From a handwritten diary held by the Brunel Institute
I have now been laid up quite useless for 14 weeks and upwards, ever since the 14th January. I shan’t forget that day in a hurry, very near finished my journey then; when the danger is over, it is rather amusing than otherwise – while it existed I can’t say the feeling was at all uncomfortable. If I was to say the contrary, I should be nearer the truth in this instance. While exertions could still be made and hope remained of stopping the ground it was an excitement which has always been a luxury to me. When we were obliged to run, I felt nothing in particular; I was only thinking of the best way of getting us on and the probable states of the arches. When knocked down, I certainly gave myself up, but I took it very much as a matter of course, which I had expected the moment we quitted the frames, for I never expected we should get out. The instant I disengaged myself and got breath again – all dark – I bolted into the other arch – this saved me by laying hold of the railrope – the engine must have stopped a minute. I stood still nearly a minute. I was anxious for poor Ball and Collins, who I felt too sure had never risen from the fall we had all had and were, as I thought, crushed under the great stage. I kept calling them by name to encourage them and make them also (if still able) come through the opening. While standing there the effect was – grand – the roar of the rushing water in a confined passage, and by its velocity rushing past the opening was grand, very grand. I cannot compare it to anything, cannon can be nothing to it. At last it came bursting through the opening. I was then obliged to be off – but up to that moment, as far as my sensations were concerned, and distinct from the idea off the loss of six poor fellows whose death I could not then foresee, kept there.”
The sight and the whole affair was well worth the risk and I would willingly pay my share, £50 about, of the expenses of such a ‘spectacle’. Reaching the shaft, I was much too bothered with my knee and some other thumps to remember much.

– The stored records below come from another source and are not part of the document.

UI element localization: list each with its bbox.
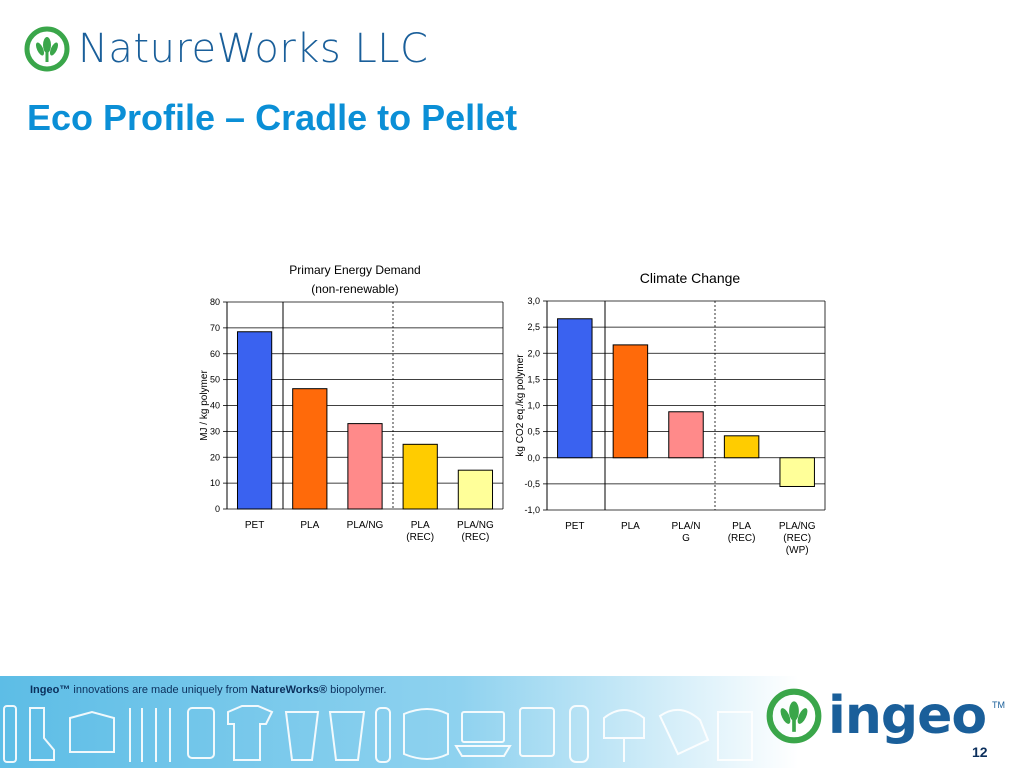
ingeo-wordmark: ingeo bbox=[828, 686, 987, 746]
chart1-ytick-label: 50 bbox=[210, 375, 220, 385]
footer-banner: Ingeo™ innovations are made uniquely fro… bbox=[0, 676, 1024, 768]
chart2-category-label: PET bbox=[565, 521, 584, 532]
chart2-ytick-label: 2,5 bbox=[527, 322, 540, 332]
ingeo-logo: ingeo bbox=[766, 686, 987, 746]
caption-end: biopolymer. bbox=[327, 684, 387, 696]
chart2-bar bbox=[612, 344, 649, 459]
chart1-category-label: PLA/NG bbox=[347, 520, 384, 531]
chart2-category-label: PLA bbox=[621, 521, 640, 532]
chart2-category-label: (REC) bbox=[728, 533, 756, 544]
chart1-ytick-label: 40 bbox=[210, 401, 220, 411]
chart1-ytick-label: 20 bbox=[210, 452, 220, 462]
chart2-bar bbox=[668, 411, 704, 459]
page-title: Eco Profile – Cradle to Pellet bbox=[27, 97, 518, 138]
page-number: 12 bbox=[972, 744, 988, 760]
chart1-subtitle: (non-renewable) bbox=[311, 282, 398, 296]
chart2-ytick-label: 3,0 bbox=[527, 296, 540, 306]
chart2-ytick-label: -1,0 bbox=[524, 505, 540, 515]
chart1-category-label: PLA bbox=[411, 520, 430, 531]
chart2-bar bbox=[779, 457, 815, 487]
chart1-ytick-label: 60 bbox=[210, 349, 220, 359]
chart2-ytick-label: -0,5 bbox=[524, 479, 540, 489]
chart1-ytick-label: 0 bbox=[215, 504, 220, 514]
chart1-bar bbox=[347, 423, 383, 510]
caption-brand: Ingeo™ bbox=[30, 684, 71, 696]
company-name: NatureWorks LLC bbox=[78, 26, 429, 72]
chart2-ytick-label: 1,0 bbox=[527, 401, 540, 411]
chart1-ytick-label: 10 bbox=[210, 478, 220, 488]
natureworks-logo: NatureWorks LLC bbox=[24, 24, 429, 74]
chart2-category-label: PLA/NG bbox=[779, 521, 816, 532]
chart2-bar bbox=[723, 435, 760, 459]
chart1-bar bbox=[402, 443, 438, 510]
chart1-category-label: (REC) bbox=[462, 532, 490, 543]
chart1-ylabel: MJ / kg polymer bbox=[199, 370, 210, 441]
chart2-ytick-label: 0,5 bbox=[527, 427, 540, 437]
chart1-bar bbox=[457, 469, 494, 510]
chart1-bar bbox=[236, 331, 273, 510]
chart1-ytick-label: 80 bbox=[210, 297, 220, 307]
footer-caption: Ingeo™ innovations are made uniquely fro… bbox=[30, 684, 386, 696]
chart2-ytick-label: 1,5 bbox=[527, 374, 540, 384]
chart1-category-label: (REC) bbox=[406, 532, 434, 543]
chart2-category-label: PLA/N bbox=[672, 521, 701, 532]
chart2-category-label: PLA bbox=[732, 521, 751, 532]
caption-mid: innovations are made uniquely from bbox=[70, 684, 251, 696]
chart2-category-label: (WP) bbox=[786, 545, 809, 556]
chart1-category-label: PLA/NG bbox=[457, 520, 494, 531]
chart2-category-label: (REC) bbox=[783, 533, 811, 544]
chart1-title: Primary Energy Demand bbox=[289, 263, 420, 277]
chart2-category-label: G bbox=[682, 533, 690, 544]
trademark-mark: TM bbox=[992, 700, 1005, 710]
chart1-category-label: PET bbox=[245, 520, 264, 531]
product-icons-strip bbox=[3, 705, 753, 763]
chart2-ytick-label: 0,0 bbox=[527, 453, 540, 463]
chart1-category-label: PLA bbox=[300, 520, 319, 531]
leaf-circle-icon bbox=[24, 26, 70, 72]
caption-natureworks: NatureWorks® bbox=[250, 684, 328, 696]
chart2-ylabel: kg CO2 eq./kg polymer bbox=[515, 354, 526, 457]
leaf-circle-icon bbox=[766, 688, 822, 744]
chart1-ytick-label: 70 bbox=[210, 323, 220, 333]
chart1-ytick-label: 30 bbox=[210, 426, 220, 436]
chart2-bar bbox=[557, 318, 593, 459]
chart2-title: Climate Change bbox=[640, 270, 741, 286]
chart1-bar bbox=[292, 388, 328, 510]
chart2-ytick-label: 2,0 bbox=[527, 348, 540, 358]
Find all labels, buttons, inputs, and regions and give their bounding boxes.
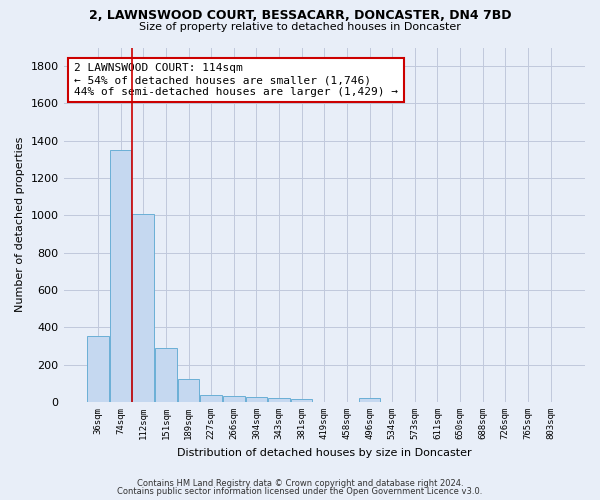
Bar [245, 397, 267, 402]
Bar [155, 348, 176, 402]
Bar [110, 150, 131, 402]
Text: Size of property relative to detached houses in Doncaster: Size of property relative to detached ho… [139, 22, 461, 32]
Text: Contains HM Land Registry data © Crown copyright and database right 2024.: Contains HM Land Registry data © Crown c… [137, 478, 463, 488]
Bar [87, 336, 109, 402]
Bar [200, 394, 222, 402]
Y-axis label: Number of detached properties: Number of detached properties [15, 137, 25, 312]
Text: 2 LAWNSWOOD COURT: 114sqm
← 54% of detached houses are smaller (1,746)
44% of se: 2 LAWNSWOOD COURT: 114sqm ← 54% of detac… [74, 64, 398, 96]
Text: Contains public sector information licensed under the Open Government Licence v3: Contains public sector information licen… [118, 487, 482, 496]
Text: 2, LAWNSWOOD COURT, BESSACARR, DONCASTER, DN4 7BD: 2, LAWNSWOOD COURT, BESSACARR, DONCASTER… [89, 9, 511, 22]
Bar [178, 378, 199, 402]
Bar [133, 214, 154, 402]
Bar [359, 398, 380, 402]
X-axis label: Distribution of detached houses by size in Doncaster: Distribution of detached houses by size … [177, 448, 472, 458]
Bar [291, 400, 313, 402]
Bar [223, 396, 245, 402]
Bar [268, 398, 290, 402]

If I had been kept under another minute when knocked down I should not have suffered more, and I trust I was tolerably fit to die. If, therefore, the occurrence itself was rather a gratification than otherwise and the consequences in no way unpleasant I need not attempt to avoid such. My being in bed at present, tho’ no doubt arising from the effects of my straining, was immediately caused by me returning too soon to a full diet at Brighton; had I been properly warned of this, I might now have been hard at work at the tunnel. But all is for the best.